DIY kit vs shop vs manufacturer
Yes, you can buy a screen and a set of picks and pry your own phone open. Kits run about $35 to $200 depending on the panel. I have done hundreds of these and I still tell most people not to. Modern phones are glued glass sandwiches with ribbon cables the width of a fingernail, and the first time you nick the wrong flex you have turned a $200 shop repair into a dead phone.
Sort the three routes by what you are actually optimizing for.
- DIY kit ($35 to $200). Cheapest in parts, most expensive in risk. Reasonable on a cheap Android you were ready to replace anyway. A bad idea on a flagship with Face ID and water sealing.
- Independent shop. The sweet spot for most people out of warranty. Faster and cheaper than the maker, usually same-day, and a good one guarantees the work. Quality lives and dies on reviews, so read them.
- Manufacturer (Apple or Samsung). Genuine part, warranty intact, True Tone and every sensor preserved, highest price. Worth it on a newer flagship you plan to keep or trade in.
A third-party repair is usually cheaper than manufacturer service, sometimes by half. For a two-year-old phone you want another two years out of, that saving is the whole point. For a phone still under a plan you might claim on, do the coverage math first.
When a phone is not worth fixing
Do this before you book anything. Look up what your exact phone sells for used and in good shape, then compare the repair quote to it. If the fix costs more than about half the phone’s used value, you are pouring money into a depreciating brick.

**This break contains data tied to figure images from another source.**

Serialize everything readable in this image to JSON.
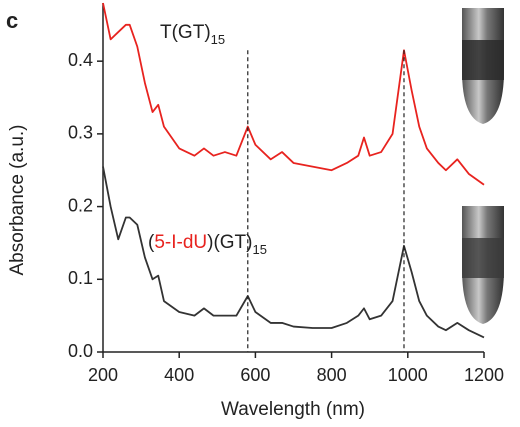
{
  "chart_data": {
    "type": "line",
    "panel_label": "c",
    "xlabel": "Wavelength (nm)",
    "ylabel": "Absorbance (a.u.)",
    "x": [
      200,
      220,
      240,
      260,
      270,
      290,
      310,
      330,
      345,
      360,
      400,
      440,
      465,
      490,
      520,
      550,
      580,
      600,
      640,
      670,
      700,
      750,
      800,
      840,
      870,
      885,
      900,
      930,
      960,
      990,
      1010,
      1030,
      1050,
      1080,
      1100,
      1130,
      1160,
      1200
    ],
    "series": [
      {
        "color": "#e8231f",
        "values": [
          0.48,
          0.43,
          0.44,
          0.45,
          0.45,
          0.42,
          0.37,
          0.33,
          0.34,
          0.31,
          0.28,
          0.27,
          0.28,
          0.27,
          0.275,
          0.27,
          0.31,
          0.285,
          0.265,
          0.275,
          0.26,
          0.255,
          0.25,
          0.26,
          0.27,
          0.295,
          0.27,
          0.275,
          0.3,
          0.415,
          0.36,
          0.31,
          0.28,
          0.26,
          0.25,
          0.265,
          0.245,
          0.23
        ]
      },
      {
        "color": "#333333",
        "values": [
          0.255,
          0.2,
          0.155,
          0.185,
          0.185,
          0.175,
          0.13,
          0.1,
          0.105,
          0.07,
          0.055,
          0.05,
          0.06,
          0.05,
          0.05,
          0.05,
          0.077,
          0.055,
          0.04,
          0.04,
          0.035,
          0.033,
          0.033,
          0.04,
          0.05,
          0.06,
          0.045,
          0.05,
          0.07,
          0.146,
          0.11,
          0.07,
          0.05,
          0.035,
          0.03,
          0.04,
          0.03,
          0.02
        ]
      }
    ],
    "vlines": [
      580,
      990
    ],
    "annotations": [
      {
        "parts": [
          {
            "text": "T(GT)",
            "color": "#222222"
          },
          {
            "text": "15",
            "color": "#222222",
            "sub": true
          }
        ]
      },
      {
        "parts": [
          {
            "text": "(",
            "color": "#222222"
          },
          {
            "text": "5-I-dU",
            "color": "#e8231f"
          },
          {
            "text": ")(GT)",
            "color": "#222222"
          },
          {
            "text": "15",
            "color": "#222222",
            "sub": true
          }
        ]
      }
    ],
    "xlim": [
      200,
      1200
    ],
    "ylim": [
      0,
      0.48
    ],
    "xticks": [
      200,
      400,
      600,
      800,
      1000,
      1200
    ],
    "yticks": [
      {
        "value": 0,
        "label": "0.0"
      },
      0.1,
      0.2,
      0.3,
      0.4
    ]
  }
}
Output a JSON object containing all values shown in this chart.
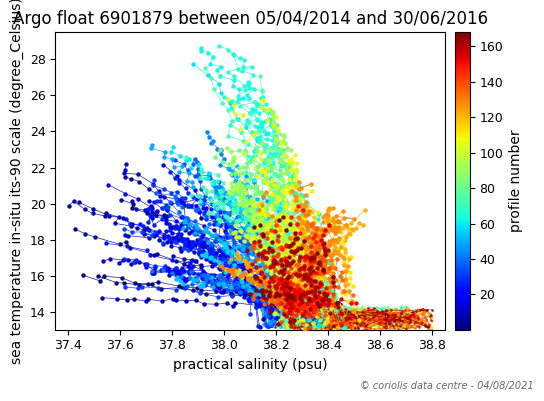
{
  "title": "Argo float 6901879 between 05/04/2014 and 30/06/2016",
  "xlabel": "practical salinity (psu)",
  "ylabel": "sea temperature in-situ its-90 scale (degree_Celsius)",
  "colorbar_label": "profile number",
  "xlim": [
    37.35,
    38.85
  ],
  "ylim": [
    13.0,
    29.5
  ],
  "xticks": [
    37.4,
    37.6,
    37.8,
    38.0,
    38.2,
    38.4,
    38.6,
    38.8
  ],
  "yticks": [
    14,
    16,
    18,
    20,
    22,
    24,
    26,
    28
  ],
  "colorbar_ticks": [
    20,
    40,
    60,
    80,
    100,
    120,
    140,
    160
  ],
  "colorbar_vmin": 0,
  "colorbar_vmax": 168,
  "num_profiles": 168,
  "copyright": "© coriolis data centre - 04/08/2021",
  "cmap": "jet",
  "title_fontsize": 12,
  "label_fontsize": 10,
  "tick_fontsize": 9,
  "bg_color": "#ffffff",
  "figsize": [
    5.5,
    4.0
  ],
  "dpi": 100
}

A $300 OLED repair on a phone worth $350 used is a bad trade almost every time. A $120 screen on a phone still worth $600 is a no-brainer fix. The gray zone in the middle is where you weigh the other stuff: battery health, whether it has taken water, whether the frame is bent, and how much longer the software will get updates. Two problems on an old phone is usually the signal to stop.
And cheap insurance for next time is real. A screen protector reduces crack risk by taking the first hit and spreading the shock, and a case with a raised lip keeps the glass off the pavement. A $15 protector is a lot cheaper than the numbers in that table. If your bigger frustration is a phone that is slow rather than cracked, the screen is not your problem at all, and the same fix-order thinking in how to fix a slow computer applies to a laggy device before you spend a cent on hardware.

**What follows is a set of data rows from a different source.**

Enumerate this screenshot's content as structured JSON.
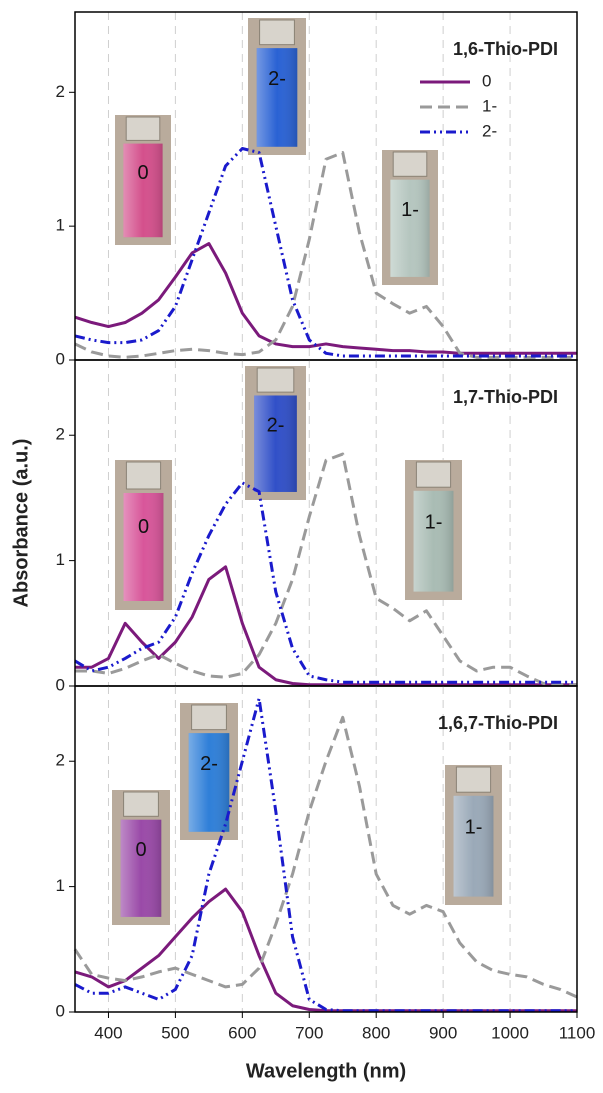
{
  "chart_data": [
    {
      "type": "line",
      "title": "1,6-Thio-PDI",
      "legend": "upper right",
      "grid": true,
      "x": [
        350,
        375,
        400,
        425,
        450,
        475,
        500,
        525,
        550,
        575,
        600,
        625,
        650,
        675,
        700,
        725,
        750,
        775,
        800,
        825,
        850,
        875,
        900,
        925,
        950,
        975,
        1000,
        1025,
        1050,
        1075,
        1100
      ],
      "xlim": [
        350,
        1100
      ],
      "ylim": [
        0,
        2.6
      ],
      "yticks": [
        0,
        1,
        2
      ],
      "series": [
        {
          "name": "0",
          "color": "#7b1a7b",
          "style": "solid",
          "values": [
            0.32,
            0.28,
            0.25,
            0.28,
            0.35,
            0.45,
            0.62,
            0.8,
            0.87,
            0.65,
            0.35,
            0.18,
            0.12,
            0.1,
            0.1,
            0.12,
            0.1,
            0.09,
            0.08,
            0.07,
            0.07,
            0.06,
            0.06,
            0.05,
            0.05,
            0.05,
            0.05,
            0.05,
            0.05,
            0.05,
            0.05
          ]
        },
        {
          "name": "1-",
          "color": "#9a9a9a",
          "style": "dash",
          "values": [
            0.12,
            0.06,
            0.03,
            0.02,
            0.03,
            0.05,
            0.07,
            0.08,
            0.07,
            0.05,
            0.04,
            0.06,
            0.15,
            0.4,
            0.9,
            1.5,
            1.55,
            0.95,
            0.5,
            0.42,
            0.35,
            0.4,
            0.25,
            0.05,
            0.02,
            0.02,
            0.02,
            0.02,
            0.02,
            0.02,
            0.02
          ]
        },
        {
          "name": "2-",
          "color": "#1a1acc",
          "style": "dashdotdot",
          "values": [
            0.18,
            0.15,
            0.13,
            0.13,
            0.15,
            0.22,
            0.4,
            0.75,
            1.1,
            1.45,
            1.58,
            1.55,
            1.0,
            0.45,
            0.15,
            0.05,
            0.03,
            0.03,
            0.03,
            0.03,
            0.03,
            0.03,
            0.03,
            0.03,
            0.03,
            0.03,
            0.03,
            0.03,
            0.03,
            0.03,
            0.03
          ]
        }
      ],
      "annotations": [
        {
          "text": "2-",
          "color": "#2a62d4"
        },
        {
          "text": "0",
          "color": "#d4508c"
        },
        {
          "text": "1-",
          "color": "#b5c6bf"
        }
      ]
    },
    {
      "type": "line",
      "title": "1,7-Thio-PDI",
      "ylabel": "Absorbance (a.u.)",
      "grid": true,
      "x": [
        350,
        375,
        400,
        425,
        450,
        475,
        500,
        525,
        550,
        575,
        600,
        625,
        650,
        675,
        700,
        725,
        750,
        775,
        800,
        825,
        850,
        875,
        900,
        925,
        950,
        975,
        1000,
        1025,
        1050,
        1075,
        1100
      ],
      "xlim": [
        350,
        1100
      ],
      "ylim": [
        0,
        2.6
      ],
      "yticks": [
        0,
        1,
        2
      ],
      "series": [
        {
          "color": "#7b1a7b",
          "style": "solid",
          "values": [
            0.15,
            0.15,
            0.22,
            0.5,
            0.35,
            0.22,
            0.35,
            0.55,
            0.85,
            0.95,
            0.5,
            0.15,
            0.05,
            0.02,
            0.01,
            0.01,
            0.01,
            0.01,
            0.01,
            0.01,
            0.01,
            0.01,
            0.01,
            0.01,
            0.01,
            0.01,
            0.01,
            0.01,
            0.01,
            0.01,
            0.01
          ]
        },
        {
          "color": "#9a9a9a",
          "style": "dash",
          "values": [
            0.12,
            0.12,
            0.1,
            0.14,
            0.2,
            0.25,
            0.18,
            0.12,
            0.08,
            0.07,
            0.1,
            0.25,
            0.5,
            0.85,
            1.35,
            1.8,
            1.85,
            1.2,
            0.7,
            0.62,
            0.52,
            0.6,
            0.4,
            0.2,
            0.12,
            0.15,
            0.15,
            0.08,
            0.02,
            0.01,
            0.01
          ]
        },
        {
          "color": "#1a1acc",
          "style": "dashdotdot",
          "values": [
            0.2,
            0.12,
            0.15,
            0.22,
            0.3,
            0.35,
            0.55,
            0.9,
            1.2,
            1.45,
            1.62,
            1.55,
            0.75,
            0.3,
            0.08,
            0.05,
            0.03,
            0.03,
            0.03,
            0.03,
            0.03,
            0.03,
            0.03,
            0.03,
            0.03,
            0.03,
            0.03,
            0.03,
            0.03,
            0.03,
            0.03
          ]
        }
      ],
      "annotations": [
        {
          "text": "2-",
          "color": "#3150c8"
        },
        {
          "text": "0",
          "color": "#d8569a"
        },
        {
          "text": "1-",
          "color": "#a9bcb4"
        }
      ]
    },
    {
      "type": "line",
      "title": "1,6,7-Thio-PDI",
      "xlabel": "Wavelength (nm)",
      "grid": true,
      "x": [
        350,
        375,
        400,
        425,
        450,
        475,
        500,
        525,
        550,
        575,
        600,
        625,
        650,
        675,
        700,
        725,
        750,
        775,
        800,
        825,
        850,
        875,
        900,
        925,
        950,
        975,
        1000,
        1025,
        1050,
        1075,
        1100
      ],
      "xlim": [
        350,
        1100
      ],
      "xticks": [
        400,
        500,
        600,
        700,
        800,
        900,
        1000,
        1100
      ],
      "ylim": [
        0,
        2.6
      ],
      "yticks": [
        0,
        1,
        2
      ],
      "series": [
        {
          "color": "#7b1a7b",
          "style": "solid",
          "values": [
            0.32,
            0.28,
            0.2,
            0.25,
            0.35,
            0.45,
            0.6,
            0.75,
            0.88,
            0.98,
            0.8,
            0.45,
            0.15,
            0.05,
            0.02,
            0.01,
            0.01,
            0.01,
            0.01,
            0.01,
            0.01,
            0.01,
            0.01,
            0.01,
            0.01,
            0.01,
            0.01,
            0.01,
            0.01,
            0.01,
            0.01
          ]
        },
        {
          "color": "#9a9a9a",
          "style": "dash",
          "values": [
            0.5,
            0.3,
            0.27,
            0.25,
            0.28,
            0.32,
            0.35,
            0.3,
            0.25,
            0.2,
            0.22,
            0.35,
            0.7,
            1.1,
            1.6,
            2.0,
            2.35,
            1.8,
            1.1,
            0.85,
            0.78,
            0.85,
            0.8,
            0.55,
            0.4,
            0.33,
            0.3,
            0.28,
            0.22,
            0.18,
            0.12
          ]
        },
        {
          "color": "#1a1acc",
          "style": "dashdotdot",
          "values": [
            0.22,
            0.15,
            0.15,
            0.2,
            0.15,
            0.1,
            0.18,
            0.45,
            1.1,
            1.5,
            2.0,
            2.5,
            1.6,
            0.6,
            0.1,
            0.02,
            0.01,
            0.01,
            0.01,
            0.01,
            0.01,
            0.01,
            0.01,
            0.01,
            0.01,
            0.01,
            0.01,
            0.01,
            0.01,
            0.01,
            0.01
          ]
        }
      ],
      "annotations": [
        {
          "text": "0",
          "color": "#9a4aa8"
        },
        {
          "text": "2-",
          "color": "#2f7fd8"
        },
        {
          "text": "1-",
          "color": "#9aa9b8"
        }
      ]
    }
  ]
}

What to tell the shop: the decision summary
Walk in with these three lines straight.
- Symptom: cracked or dead phone screen, and you want to know if fixing it beats replacing it.
- Cause: modern phones use bonded OLED assemblies, and the price depends on your model, whether touch still works, and whether the frame is bent.
- Fix: if you have AppleCare+ or Samsung Care+, pay the flat fee and skip the rest. If not, tell the shop your exact model, whether the image shows and touch works, and ask about panel grade and True Tone. Compare that quote to your phone’s used value, and if the fix clears half of it or the phone has a second fault, replace it and put a protector on the next one.